Así como Jean Sibelius es el compositor finlandés por antonomasia y Frederick Chopin el polaco, Edward Grieg es el noruego.

La g que Noruega lleva en el nombre es la de Grieg.

Atrás de cada obra musical de gran aliento, como atrás de cada novela, de cada película, de cada lienzo verdadero, hay una historia. Y yo me pregunto qué había en la cabeza de Edward Grieg para haber creado una música tan hermosa como su sonata en do menor para violín y piano. Si, como quiere el pianista Paul Badura-Skoda, la música refleja una experiencia humana —y en esto se hermanaría con las demás artes—, entonces, ¿qué le habrá acontecido al gran compositor noruego para plasmar en aquella obra tanta melancolía envuelta en mantos de júbilo?, ¿qué le habrá tenido que suceder para que su sonata suene a miríadas de dulzura de pronto enhebradas por un hilito de tristeza?, ¿qué de carne y tuétano hay atrás de esta sonata que parece remitirnos a la paz más profunda de nosotros mismos?

Pero no es nada más el alma de un hombre. Esta sonata es el alma de una nación. Porque toda Noruega está ahí. Es esta nieve cayendo inclemente sobre los bosques (escúchese con atención, si no, el primer tiempo Allegro molto e appassionato), pero también es el estallido de la primavera en aquellos paisajes de blancura luminosa (hete ahí el tercer movimiento: Allegro animato) y la eterna y beatífica quietud del estanque (dicho un millón de veces mejor en el segundo tiempo: Allegreto espressivo alla romanza).

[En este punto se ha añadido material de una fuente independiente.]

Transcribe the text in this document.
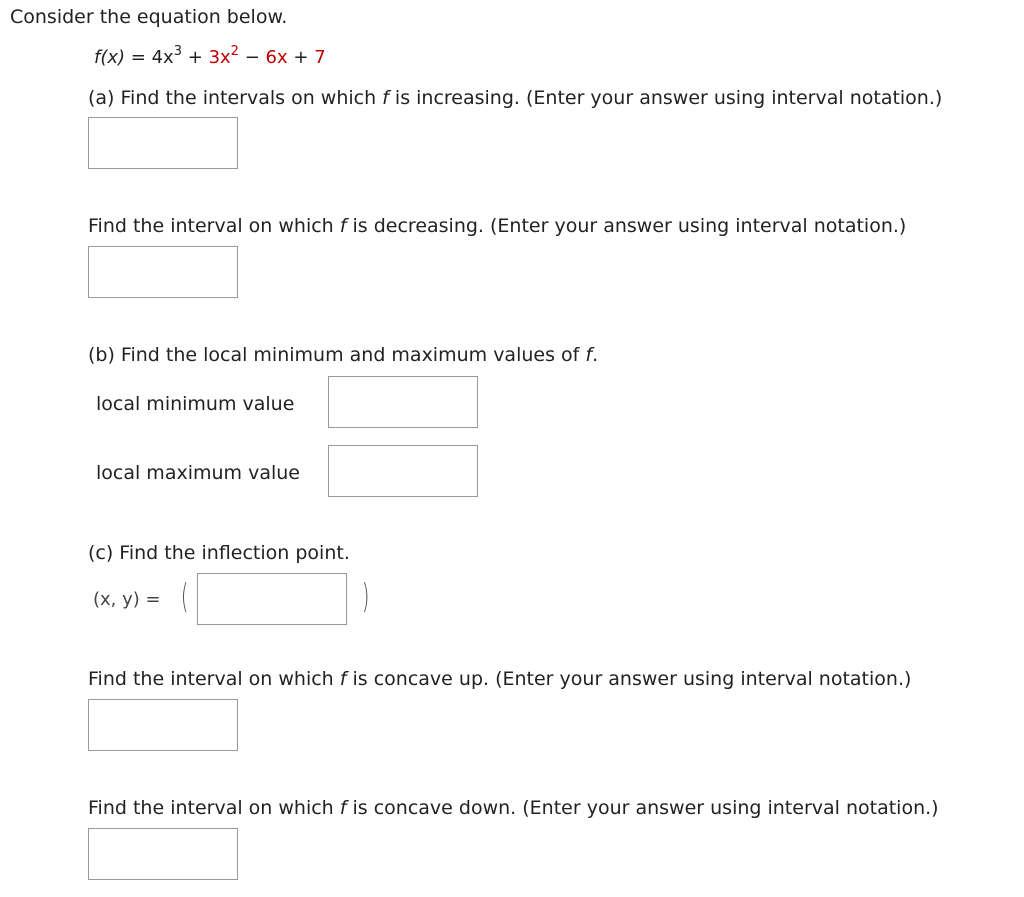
Consider the equation below.
$f(x) = 4x^3 + 3x^2 - 6x + 7$
(a) Find the intervals on which f is increasing. (Enter your answer using interval notation.)
Find the interval on which f is decreasing. (Enter your answer using interval notation.)
(b) Find the local minimum and maximum values of f.
local minimum value
local maximum value
(c) Find the inflection point.
(x, y) = (	)
Find the interval on which f is concave up. (Enter your answer using interval notation.)
Find the interval on which f is concave down. (Enter your answer using interval notation.)
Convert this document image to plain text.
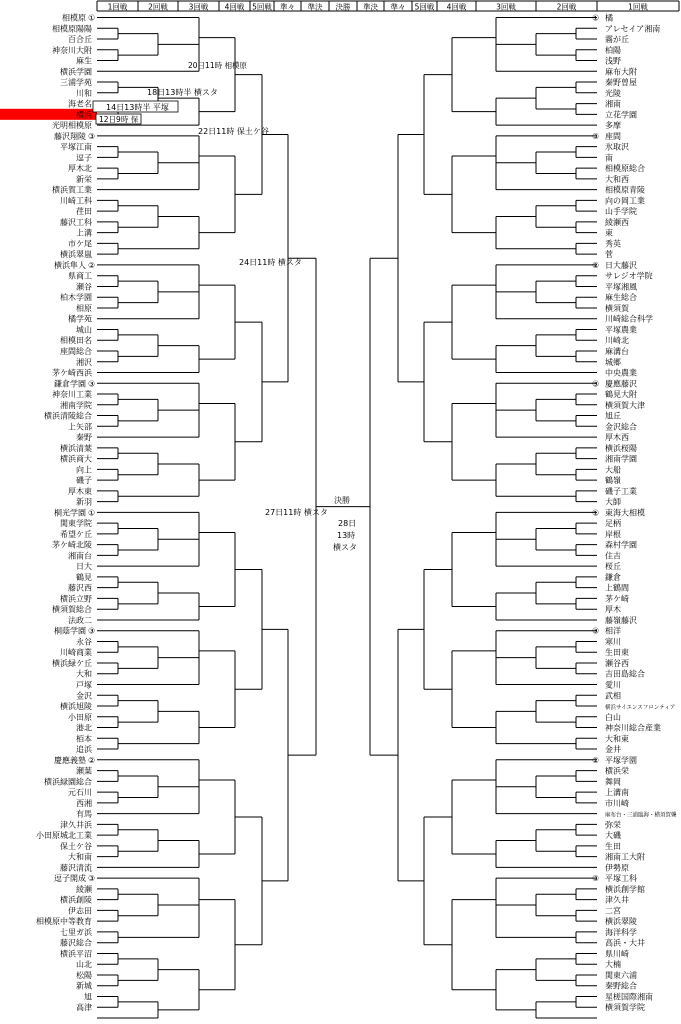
1回戦	2回戦	3回戦 4回戦 5回戦 準々 準決 決勝 準決 準々 5回戦 4回戦	3回戦	2回戦	1回戦
相模原 ①
相模原陽陽
百合丘
神奈川大附
麻生
横浜学園
三浦学苑
川和
海老名
横浜
光明相模原
藤沢翔陵 ③
平塚江南
逗子
厚木北
新栄
横浜賀工業
川崎工科
荏田
藤沢工科
上溝
市ケ尾
横浜翠嵐
横浜隼人 ②
県商工
瀬谷
柏木学園
相原
橘学苑
城山
相模田名
座間総合
湘沢
茅ケ崎西浜
鎌倉学園 ③
神奈川工業
湘南学院
横浜清陵総合
上矢部
秦野
横浜清葉
横浜商大
向上
磯子
厚木東
新羽
桐光学園 ①
関東学院
希望ケ丘
茅ケ崎北陵
湘南台
日大
鶴見
藤沢西
横浜立野
横須賀総合
法政二
桐蔭学園 ③
永谷
川崎商業
横浜緑ケ丘
大和
戸塚
金沢
横浜旭陵
小田原
港北
栢本
追浜
慶應義塾 ②
瀬葉
横浜緑園総合
元石川
西湘
有馬
津久井浜
小田原城北工業
保土ケ谷
大和南
藤沢清流
逗子開成 ③
綾瀬
横浜創陵
伊志田
相模原中等教育
七里ガ浜
藤沢総合
横浜平沼
山北
松陽
新城
旭
高津
橘
①
アレセイア湘南
霧が丘
柏陽
浅野
麻布大附
秦野曽屋
光陵
湘南
立花学園
多摩
座間
③
氷取沢
南
相模原総合
大和西
相模原青陵
向の岡工業
山手学院
綾瀬西
東
秀英
菅
日大藤沢
②
サレジオ学院
平塚湘風
麻生総合
横須賀
川崎総合科学
平塚農業
川崎北
麻溝台
城郷
中央農業
慶應藤沢
③
鶴見大附
横須賀大津
旭丘
金沢総合
厚木西
横浜桜陽
湘南学園
大船
鶴嶺
磯子工業
大師
東海大相模
①
足柄
岸根
森村学園
住吉
桜丘
鎌倉
上鶴間
茅ケ崎
厚木
藤嶺藤沢
相洋
③
寒川
生田東
瀬谷西
吉田島総合
愛川
武相
横浜サイエンスフロンティア
白山
神奈川総合産業
大和東
金井
平塚学園
②
横浜栄
舞岡
上溝南
市川崎
麻布台・三浦臨海・横須賀聾
弥栄
大磯
生田
湘南工大附
伊勢原
平塚工科
③
横浜創学館
津久井
二宮
横浜翠陵
海洋科学
高浜・大井
県川崎
大楠
関東六浦
秦野総合
星槎国際湘南
横須賀学院
12日9時 保
14日13時半 平塚
18日13時半 横スタ
20日11時 相模原
22日11時 保土ケ谷
24日11時 横スタ
27日11時 横スタ
決勝
28日
13時
横スタ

Y a todo esto, cabría preguntarse qué es una sonata para violín y piano. Borges dice que en su larga historia el hombre ha creado unas cuantas combinaciones felices. Como el café con leche, por ejemplo, que a nadie desagrada. Pues una sonata para violín y piano (o para piano y violín, como se quiera) es justo eso: Una combinación embriagadora que entra por nuestros oídos y nos transporta a zonas de alto riesgo, que son aquella de regocijo espiritual porque es ahí donde aprendemos a conocernos a nosotros mismos. Una sonata no es una pieza, de esas hermosísimas que los violinistas acostumbran tocar al fin de un recital y que llevan el nombre de encores; porque en estas piezas lo único que se pretende es lograr un efecto en el público: que se conmueva hasta las lágrimas con las notas edulcoradas del violín, o que se exacerbe con el lucimiento diabólico del violinista. Una sonata es mucho más, porque aquí el piano no está sujeto al violín; en una sonata, mediante el balance perfecto entre los dos instrumentos, cada uno de los ejecutantes tiene igual peso. Ninguno es más que otro. Eso es lo que distingue a las grandes sonatas. Por ejemplo, la de César Franck, las tres de Brahms, algunas de Beethoven, algunas de Mozart, o la de Richard Strauss, o la de Debussy. Pero no nada más se trata de una música en la que simetría y armonía van de la mano; una sonata es un peldaño muy alto en la escalera de la música. La combinación del violín y el piano es tan grato al oído, que el espíritu exige más que acordes sublimes, exige ideas. Y eso es también una sonata de este tipo, porque todas las veces contiene pensamientos elevados. Una frase musical nos suena sublime cuando además de prodigiosamente conmovedora, está respaldada por una estructura que la sustente, por una infantería que resista cualquier embate.

La sonata para violín y piano en do menor de Grieg no es de las más socorridas por los virtuosos, y cuando menos en México no es muy tocada. Más bien es para público selecto; una sonata que jamás va a parar a nadie de su asiento es una sonata digna de oírse.